Copy-Trading Slippage: Why Your Results Differ From the Master's

Updated 13-07-2026 · 7 min read · by the TradeStats team

You copied every trade, yet your month reads +6% while the master posted +9%. Before assuming foul play, understand the four mechanical gaps between a master account and its copiers — each measurable, each with a different fix.

1. Fill lag

The copier sees the master's fill, then sends your order: that round trip is the lag. Measured across real linked accounts on the same broker, healthy lag medians run 130–230 milliseconds — fast enough that price rarely moves meaningfully. Lag hurts when it stretches to seconds (overloaded copier VPS, cross-broker copying, symbol mapping lookups) or when the strategy scalps news candles where 500ms is the trade.

2. Entry/exit slippage

Even with instant copying, your fill price differs from the master's because the book moved. Slippage is signed: negative means you got a better price. What matters is the median across many trades — a fair setup oscillates around zero; a consistently positive median means you systematically pay more on entries or receive less on exits. Broker execution quality drives much of this; our scoreboard measures it per broker from real fills.

3. Size ratio and rounding

A follower at 0.4× the master's size can't copy a 0.01-lot master trade at 0.004 lots — brokers round to 0.01 minimum. Rounding distorts small trades far more than large ones, so a master who scales in with many small entries copies worse than one who trades in fewer, larger clips. This is also why comparing raw dollar P&L between master and follower is meaningless: compare profit per lot instead — same-basis numbers that expose real divergence and forgive size differences.

4. Fees

Performance fees leave the follower'saccount.
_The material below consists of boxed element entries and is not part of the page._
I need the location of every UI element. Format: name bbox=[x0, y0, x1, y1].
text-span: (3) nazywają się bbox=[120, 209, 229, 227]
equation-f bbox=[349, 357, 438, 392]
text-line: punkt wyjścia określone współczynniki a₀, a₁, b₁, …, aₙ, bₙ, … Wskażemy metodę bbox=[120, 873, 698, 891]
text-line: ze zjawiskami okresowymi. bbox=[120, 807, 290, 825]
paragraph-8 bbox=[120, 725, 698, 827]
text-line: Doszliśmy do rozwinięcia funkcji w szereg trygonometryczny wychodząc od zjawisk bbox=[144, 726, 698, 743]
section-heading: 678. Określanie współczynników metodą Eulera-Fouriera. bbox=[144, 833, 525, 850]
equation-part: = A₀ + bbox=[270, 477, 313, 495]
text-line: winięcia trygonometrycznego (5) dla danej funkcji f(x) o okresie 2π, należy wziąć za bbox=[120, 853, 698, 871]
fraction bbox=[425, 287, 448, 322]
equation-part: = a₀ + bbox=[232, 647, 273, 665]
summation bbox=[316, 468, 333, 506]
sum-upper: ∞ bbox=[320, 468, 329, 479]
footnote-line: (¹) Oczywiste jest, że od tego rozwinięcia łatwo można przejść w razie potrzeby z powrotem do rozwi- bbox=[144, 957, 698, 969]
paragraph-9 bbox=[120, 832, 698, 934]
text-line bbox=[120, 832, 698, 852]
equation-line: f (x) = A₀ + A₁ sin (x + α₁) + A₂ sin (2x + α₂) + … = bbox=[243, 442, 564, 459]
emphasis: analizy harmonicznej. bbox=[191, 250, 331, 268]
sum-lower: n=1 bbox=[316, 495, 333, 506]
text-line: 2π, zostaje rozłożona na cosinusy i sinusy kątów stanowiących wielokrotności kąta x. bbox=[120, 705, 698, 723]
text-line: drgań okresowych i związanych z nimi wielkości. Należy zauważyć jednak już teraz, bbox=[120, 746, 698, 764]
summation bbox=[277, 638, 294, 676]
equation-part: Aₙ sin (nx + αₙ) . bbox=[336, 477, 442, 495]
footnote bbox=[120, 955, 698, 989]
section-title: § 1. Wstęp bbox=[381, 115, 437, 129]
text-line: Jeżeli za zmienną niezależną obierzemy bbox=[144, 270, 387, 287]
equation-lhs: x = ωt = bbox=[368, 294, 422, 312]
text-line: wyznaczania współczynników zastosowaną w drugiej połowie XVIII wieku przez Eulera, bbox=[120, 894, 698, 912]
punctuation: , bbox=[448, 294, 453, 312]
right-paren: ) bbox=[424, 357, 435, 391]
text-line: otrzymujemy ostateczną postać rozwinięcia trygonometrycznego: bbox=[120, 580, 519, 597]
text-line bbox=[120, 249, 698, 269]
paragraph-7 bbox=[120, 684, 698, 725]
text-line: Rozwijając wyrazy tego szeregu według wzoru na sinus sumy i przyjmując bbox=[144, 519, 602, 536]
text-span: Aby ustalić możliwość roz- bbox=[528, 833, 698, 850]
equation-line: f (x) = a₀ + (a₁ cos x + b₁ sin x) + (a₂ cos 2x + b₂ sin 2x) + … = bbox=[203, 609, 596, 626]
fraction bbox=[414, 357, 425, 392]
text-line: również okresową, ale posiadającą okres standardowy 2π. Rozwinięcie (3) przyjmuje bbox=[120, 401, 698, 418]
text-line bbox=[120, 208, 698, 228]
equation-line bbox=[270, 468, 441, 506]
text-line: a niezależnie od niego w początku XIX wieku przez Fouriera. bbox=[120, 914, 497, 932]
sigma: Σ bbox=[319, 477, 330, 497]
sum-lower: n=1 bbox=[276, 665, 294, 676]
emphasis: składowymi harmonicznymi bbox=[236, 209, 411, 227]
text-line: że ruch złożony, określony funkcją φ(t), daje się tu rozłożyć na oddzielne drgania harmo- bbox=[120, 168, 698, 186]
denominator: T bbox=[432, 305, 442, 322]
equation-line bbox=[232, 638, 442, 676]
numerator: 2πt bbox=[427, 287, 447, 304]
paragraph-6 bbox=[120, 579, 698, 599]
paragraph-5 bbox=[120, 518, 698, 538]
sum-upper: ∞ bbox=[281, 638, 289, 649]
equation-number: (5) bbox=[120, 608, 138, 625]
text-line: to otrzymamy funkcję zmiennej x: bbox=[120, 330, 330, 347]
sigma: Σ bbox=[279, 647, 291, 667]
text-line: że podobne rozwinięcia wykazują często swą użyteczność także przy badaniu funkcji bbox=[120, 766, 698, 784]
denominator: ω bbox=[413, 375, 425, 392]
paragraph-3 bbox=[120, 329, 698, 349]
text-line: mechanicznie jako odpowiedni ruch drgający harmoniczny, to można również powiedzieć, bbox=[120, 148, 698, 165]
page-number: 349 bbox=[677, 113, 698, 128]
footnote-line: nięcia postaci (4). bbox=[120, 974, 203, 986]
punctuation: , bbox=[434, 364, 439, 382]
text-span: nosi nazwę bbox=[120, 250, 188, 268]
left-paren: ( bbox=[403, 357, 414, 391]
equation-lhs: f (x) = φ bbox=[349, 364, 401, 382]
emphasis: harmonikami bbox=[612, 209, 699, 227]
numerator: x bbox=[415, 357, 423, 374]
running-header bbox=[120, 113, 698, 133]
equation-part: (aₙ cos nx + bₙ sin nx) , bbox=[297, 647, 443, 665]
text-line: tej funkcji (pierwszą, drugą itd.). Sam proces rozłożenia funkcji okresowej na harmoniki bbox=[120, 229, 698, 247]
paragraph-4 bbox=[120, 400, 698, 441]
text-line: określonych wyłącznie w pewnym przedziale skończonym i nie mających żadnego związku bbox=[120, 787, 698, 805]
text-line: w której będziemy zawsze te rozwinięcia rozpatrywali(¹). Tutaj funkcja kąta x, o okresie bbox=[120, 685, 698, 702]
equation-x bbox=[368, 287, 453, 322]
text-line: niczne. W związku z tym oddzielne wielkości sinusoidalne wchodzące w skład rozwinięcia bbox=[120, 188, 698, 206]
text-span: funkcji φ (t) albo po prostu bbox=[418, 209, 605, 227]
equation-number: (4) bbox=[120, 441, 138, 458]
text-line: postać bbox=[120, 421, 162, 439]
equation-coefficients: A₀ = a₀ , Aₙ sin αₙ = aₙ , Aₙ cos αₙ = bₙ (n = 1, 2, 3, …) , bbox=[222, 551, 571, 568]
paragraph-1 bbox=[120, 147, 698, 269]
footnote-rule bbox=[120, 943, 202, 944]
The master's track record doesn't show them, yours lives them. On typical 20-30% profit-share arrangements this alone explains a 2-3 percentage-point monthly gap on a +10% month. How to read every copy-fee format your broker posts.

Measuring all four at once

TradeStats' copy-quality report links a follower account to its master and computes each gap from broker data: copy rate(trades matched since your first copy — a mid-month subscriber isn't punished for earlier trades), fill lag median and p90 (clock-skew corrected across brokers), entry/exit slippage in points, copy size ratio, and a monthly table with $/lot for both sides plus your net after fees. If something diverges, the report shows which of the four gaps it is — no guessing, no accusations, just verifiable numbers.

FAQ

How much lag is normal for copy trading?

Well-run copiers on the same broker fill in well under a second — we routinely measure medians of 130-230ms between a master's fill and the follower's. Multi-second lags point to infrastructure problems or cross-broker copying.

Does slippage always cost the follower money?

No — slippage is signed. On fast symmetric execution roughly half of fills land at a better price than the master's. What hurts is a systematic positive (worse) median, which suggests the copier or broker is slow in one direction.

Why is my percentage gain lower than the master's even with perfect copying?

Fees and size rounding. Performance fees are deducted from your account, not the master's; and if your size ratio rounds trades to a minimum lot, small master trades copy disproportionately large or get skipped.